Multicollinearity is a statistical issue in regression analysis where two or more independent (predictor) variables are highly correlated with each other.
What this means
When predictors move together, the model has difficulty separating their individual effects on the dependent variable. As a result, coefficient estimates become unreliable.
Why it’s a problem
Multicollinearity does not reduce the overall predictive power of the model much, but it does affect interpretation and inference:
- Regression coefficients become unstable (small data changes → big coefficient changes)
- Standard errors increase, making predictors appear statistically insignificant
- Coefficient signs or magnitudes may be counter-intuitive
- Hard to determine which variable actually matters
Simple example
Suppose you regress house price on:
- house_size_m2
- number_of_rooms
These two predictors are strongly correlated. The model struggles to decide whether size or rooms explain the price increase.
Common causes
- Including redundant variables
- Using derived variables (e.g., total_sales and sales_per_day)
- Polynomial terms without centering (e.g., x and x²)
How to detect it
- Correlation matrix (high pairwise correlations)
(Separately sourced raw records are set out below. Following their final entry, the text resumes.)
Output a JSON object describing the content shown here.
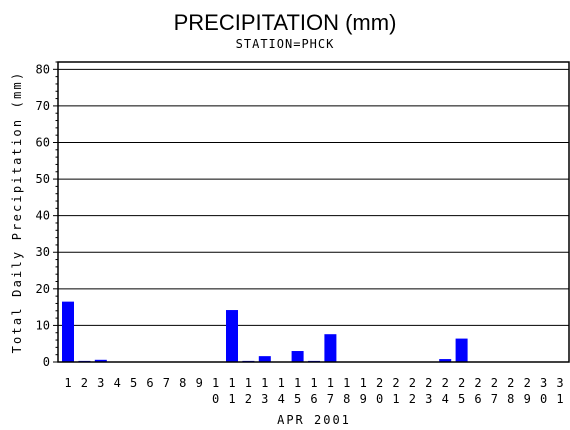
{
  "chart_data": {
    "type": "bar",
    "title": "PRECIPITATION (mm)",
    "subtitle": "STATION=PHCK",
    "xlabel": "APR 2001",
    "ylabel": "Total Daily Precipitation (mm)",
    "ylim": [
      0,
      82
    ],
    "yticks": [
      0,
      10,
      20,
      30,
      40,
      50,
      60,
      70,
      80
    ],
    "grid": true,
    "categories": [
      "1",
      "2",
      "3",
      "4",
      "5",
      "6",
      "7",
      "8",
      "9",
      "10",
      "11",
      "12",
      "13",
      "14",
      "15",
      "16",
      "17",
      "18",
      "19",
      "20",
      "21",
      "22",
      "23",
      "24",
      "25",
      "26",
      "27",
      "28",
      "29",
      "30",
      "31"
    ],
    "values": [
      16.5,
      0.3,
      0.6,
      0,
      0,
      0,
      0,
      0,
      0,
      0,
      14.2,
      0.3,
      1.6,
      0,
      3.0,
      0.3,
      7.6,
      0,
      0,
      0,
      0,
      0,
      0,
      0.8,
      6.4,
      0,
      0,
      0,
      0,
      0,
      0
    ],
    "bar_color": "#0000ff"
  }
}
- Variance Inflation Factor (VIF)
- VIF > 5 (moderate)
- VIF > 10 (severe)
- Large standard errors with nonsignificant coefficients despite good model fit
How to fix or mitigate it
- Remove or combine correlated predictors
- Use feature selection
- Apply regularization (Ridge, Lasso)
- Use Principal Component Analysis (PCA)
- Center variables when using polynomial terms
One-sentence definition
Multicollinearity occurs when independent variables in a regression model are highly correlated, making coefficient estimates unstable and difficult to interpret.